My father-in-law gave me a book called In the Garden of Beasts. It’s about the US ambassador to Germany in the thirties, and the rise of Hitler and the Nazis, which seemed to go unnoticed in much of the world. I skipped a few chapters, and the ending sort of peters out, but it’s a good book. The atmosphere is so tense—the dramatic irony is pretty strong. The ambassador’s daughter, Martha, has all these romantic relationships with members of Hitler’s inner circle, nearly gets set up on a date with the Fuhrer himself, and ends up spying for the KGB. (This will only make sense to fellow Seinfeld fans, but I found myself saying things like “He’s a Nazi, George…a NAZI!”)
And so I did a lot of thinking about history. Specifically, about the thirties…and forties.
Like many American kids, I devoured books about the Depression and WW2 when I was in school…books about the blitz in London, about the children sent on trains into the countryside, about fighter pilots and people hiding in attics. Molly, on the home front during WW2, was my favorite American Girl. Peril, bravery, RAF uniforms, fake passports and ration cards, radio addresses with that scratchy audio…I loved it. After teaching for 10 years, I have a theory that most American kids go through a WW2 phase. And of course there’s the Depression, for a different kind of drama. People trying to get by with nothing, in what had been such a paradise. Kids doing odd jobs, people on farms when the crops failed, Bonnie and Clyde at large as if things weren’t hard enough…somehow you did it, though you might have to eat a possum.
I thought about that last week…how I loved those stories of bravery. And suddenly, I laughed at myself—what did I think they were afraid of? Did I think it was EASY to be brave then?
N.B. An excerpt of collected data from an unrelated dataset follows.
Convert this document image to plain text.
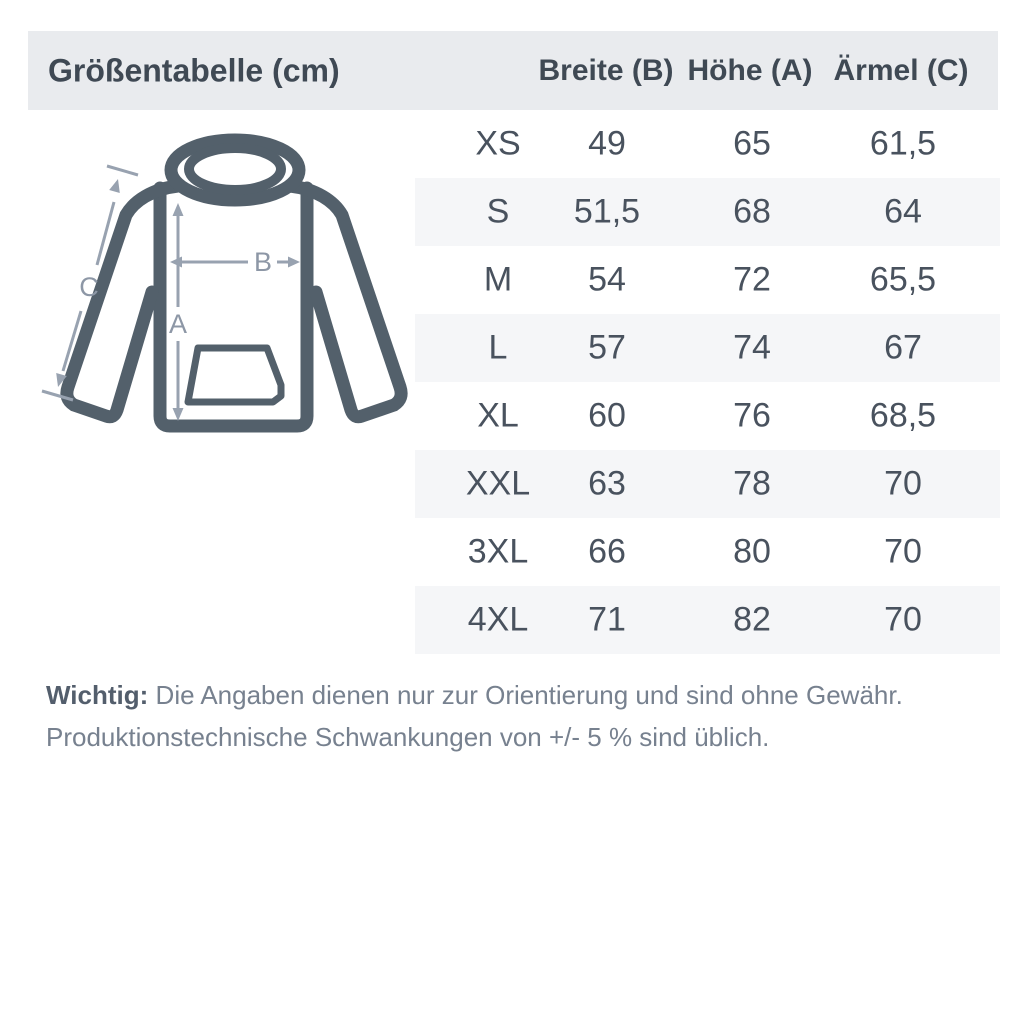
Größentabelle (cm)	Breite (B) Höhe (A) Ärmel (C)
A
B
C
XS 49	65	61,5
S 51,5	68	64
M 54	72	65,5
L 57	74	67
XL 60	76	68,5
XXL 63	78	70
3XL 66	80	70
4XL 71	82	70
Wichtig: Die Angaben dienen nur zur Orientierung und sind ohne Gewähr.
Produktionstechnische Schwankungen von +/- 5 % sind üblich.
When you read history, I think you unconsciously think the people in the books KNOW how it all ends. Sure, you run down into the cellar and drop the blackout curtains when you hear the air-raid siren. Sure you’re scared, but…you’re brave too, right? Because you know the bad guys will lose, right? It’ll all be ok…eventually.
So your husband lost his job and you have to make clothes for your kids out of flour sacks. Yeah, it’s probably disheartening to see them walking around in food containers, but you hold your head high…cuz it’ll be over eventually.
So you live in the dust bowl and you have to go to school in a mask. It’s fine. It’s just a mask. Of course you’re brave about it. And it makes a great photo, right?
I’m so stupid. Did I think those kids went to school in a windstorm, dressed like plague doctors, thinking how great they would look in a Ken Burns film?
I realized this week that the bravery that my heroes had was bravery born of NOT knowing what would happen. You ran into the subway station when the bombs fell, and you sat there wondering what life would be like if England fell to the Nazis like all those other countries had. And you still sang hymns.
You stitched clothes for your kids out of food containers, and you ate oatmeal for days, and you stood in long unemployment lines…and you prayed to God to give you strength, because it might NEVER get easier. And you still kept your faith.
Let’s be clear—our current situation is NOT the Depression and it’s not World War 2, and my family is doing fine. But I’ve been very frightened, and this is the first situation I’ve encountered where NOBODY knew how it would end. Nobody on this planet. My imagination is a pretty good one, and I’ve come up with all sorts of scenarios.
I’ve been praying for bravery. Because I don’t know what this school year will look like, and I don’t know when things will be “normal” again—when I can walk down a crowded street with my son, people-watching. Seeing someone’s face with nothing in between us. Or when I can just drop by and see someone. Or hop on a plane.
Of course God knows, and His grace has sustained Christians throughout all the long hard fights of history. Because I guess they did know how it ends. God will make all things new.
How did I get this old without realizing this? Most of you are braver than I am, or less apt to ‘freak out’, but I take my breakthroughs as they come. Ah, adulthood. I thought it would be a series of arbitrary tasks. It’s so much harder. Lord, have mercy.
Stay safe, team. And above all, stay strong.